Sounds nice in theory, but it works both ways: It would make political progress very difficult. Imagine a scenario in which e.g. trans rights are being rejected as unconstitutional in the past. The same politicians are then trying again in a different political climate year or decades later. This would be illegal according to your proposal.
Not to mention, it would be fairly trivial to circumvent this by using different politicians from the same party or an aligned interest group.
Then the constitution that would prohibit trans rights would need to be changed first. If politicians want to remove the constitutional right to privacy in order to allow spying on your own constituents, then go ahead and own the fact that you want to undermine the right to privacy. Don't hide behind "oh, this will totally not affect law-abiding citizens".
Some social progress such as death penalty abolition or gay marriage often pass with short majorities, and constitutional changes usually require exceptionally large majorities.
Then that'l require more fighting. I however doubt that the constitution of most countries place huge blocks on giving people more freedom.
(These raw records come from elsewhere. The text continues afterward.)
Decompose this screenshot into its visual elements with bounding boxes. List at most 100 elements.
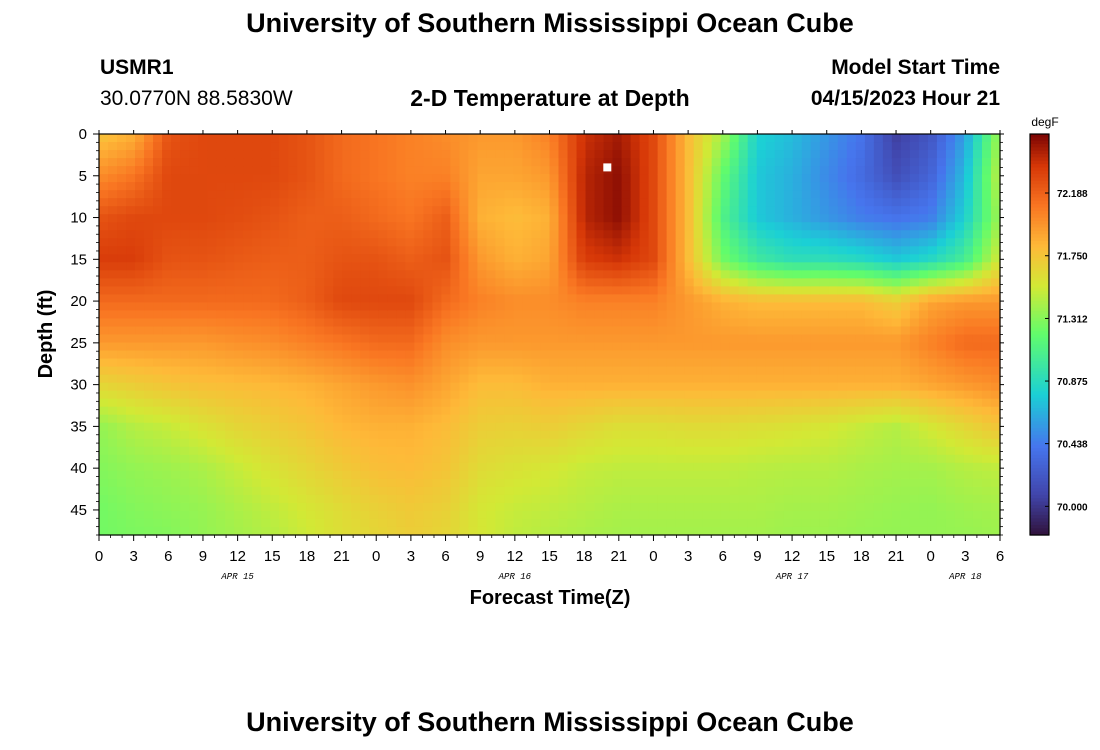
heatmap-cell: [459, 526, 470, 536]
heatmap-cell: [756, 406, 767, 416]
heatmap-cell: [747, 366, 758, 376]
heatmap-cell: [549, 278, 560, 287]
heatmap-cell: [504, 406, 515, 416]
heatmap-cell: [864, 478, 875, 488]
heatmap-cell: [738, 262, 749, 271]
heatmap-cell: [666, 478, 677, 488]
heatmap-cell: [396, 502, 406, 512]
heatmap-cell: [522, 526, 533, 536]
heatmap-cell: [540, 334, 551, 344]
heatmap-cell: [477, 398, 488, 408]
heatmap-cell: [981, 174, 992, 183]
heatmap-cell: [504, 134, 515, 143]
heatmap-cell: [657, 390, 668, 400]
heatmap-cell: [180, 198, 190, 207]
heatmap-cell: [792, 294, 803, 304]
heatmap-cell: [792, 206, 803, 215]
heatmap-cell: [513, 326, 524, 336]
heatmap-cell: [189, 310, 199, 320]
heatmap-cell: [639, 374, 650, 384]
heatmap-cell: [702, 422, 713, 432]
heatmap-cell: [333, 366, 343, 376]
heatmap-cell: [216, 238, 226, 247]
heatmap-cell: [405, 286, 415, 295]
heatmap-cell: [675, 350, 686, 360]
heatmap-cell: [540, 230, 551, 239]
heatmap-cell: [216, 430, 226, 440]
heatmap-cell: [261, 198, 271, 207]
heatmap-cell: [270, 158, 280, 167]
heatmap-cell: [936, 398, 947, 408]
heatmap-cell: [801, 262, 812, 271]
heatmap-cell: [297, 398, 307, 408]
heatmap-cell: [153, 318, 163, 328]
heatmap-cell: [180, 278, 190, 287]
heatmap-cell: [261, 382, 271, 392]
heatmap-cell: [621, 526, 632, 536]
heatmap-cell: [549, 406, 560, 416]
heatmap-cell: [117, 222, 127, 231]
heatmap-cell: [828, 198, 839, 207]
heatmap-cell: [810, 318, 821, 328]
heatmap-cell: [288, 454, 298, 464]
heatmap-cell: [639, 206, 650, 215]
heatmap-cell: [117, 510, 127, 520]
heatmap-cell: [684, 334, 695, 344]
heatmap-cell: [756, 214, 767, 223]
heatmap-cell: [531, 294, 542, 304]
heatmap-cell: [747, 254, 758, 263]
heatmap-cell: [459, 270, 470, 279]
heatmap-cell: [612, 310, 623, 320]
heatmap-cell: [891, 206, 902, 215]
heatmap-cell: [846, 358, 857, 368]
heatmap-cell: [153, 238, 163, 247]
heatmap-cell: [288, 206, 298, 215]
heatmap-cell: [342, 278, 352, 287]
heatmap-cell: [945, 478, 956, 488]
heatmap-cell: [468, 254, 479, 263]
heatmap-cell: [801, 238, 812, 247]
heatmap-cell: [270, 238, 280, 247]
heatmap-cell: [279, 158, 289, 167]
heatmap-cell: [360, 318, 370, 328]
heatmap-cell: [954, 414, 965, 424]
heatmap-cell: [792, 374, 803, 384]
heatmap-cell: [468, 318, 479, 328]
heatmap-cell: [360, 502, 370, 512]
heatmap-cell: [684, 374, 695, 384]
heatmap-cell: [576, 310, 587, 320]
heatmap-cell: [990, 310, 1001, 320]
heatmap-cell: [171, 246, 181, 255]
heatmap-cell: [504, 230, 515, 239]
heatmap-cell: [378, 358, 388, 368]
heatmap-cell: [522, 254, 533, 263]
heatmap-cell: [477, 278, 488, 287]
heatmap-cell: [576, 206, 587, 215]
heatmap-cell: [891, 494, 902, 504]
heatmap-cell: [603, 390, 614, 400]
heatmap-cell: [396, 318, 406, 328]
heatmap-cell: [198, 262, 208, 271]
heatmap-cell: [927, 182, 938, 191]
heatmap-cell: [504, 382, 515, 392]
heatmap-cell: [981, 278, 992, 287]
heatmap-cell: [756, 246, 767, 255]
heatmap-cell: [297, 414, 307, 424]
heatmap-cell: [558, 150, 569, 159]
heatmap-cell: [990, 342, 1001, 352]
heatmap-cell: [774, 462, 785, 472]
heatmap-cell: [648, 334, 659, 344]
heatmap-cell: [702, 294, 713, 304]
heatmap-cell: [594, 446, 605, 456]
heatmap-cell: [162, 158, 172, 167]
heatmap-cell: [585, 446, 596, 456]
heatmap-cell: [207, 454, 217, 464]
heatmap-cell: [846, 454, 857, 464]
heatmap-cell: [396, 390, 406, 400]
heatmap-cell: [441, 494, 451, 504]
heatmap-cell: [774, 174, 785, 183]
heatmap-cell: [927, 230, 938, 239]
heatmap-cell: [882, 510, 893, 520]
heatmap-cell: [756, 230, 767, 239]
heatmap-cell: [315, 446, 325, 456]
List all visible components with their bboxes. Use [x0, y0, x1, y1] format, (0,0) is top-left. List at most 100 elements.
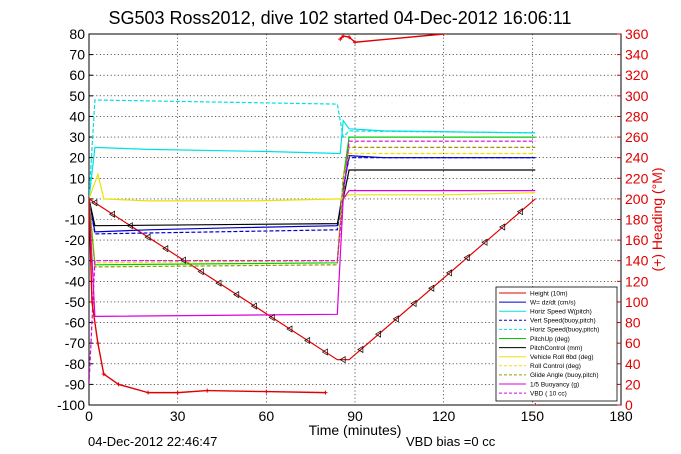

I don't understand your point. The problem is not the constitution blocking the change, the problem is that to change the constitution you generally need a much larger majority that is often not achieved when a freedom is not yet widely accepted by the population. So this would block some socially progressive laws too.
Sounds like the constitution would need to be updated in that case. But there has been no successful constitutional challenges for trans-rights, so it wouldn't apply in this case.
And anyone in position of power/trust should be punished twice, once for the crime and again for doing so in a position of power.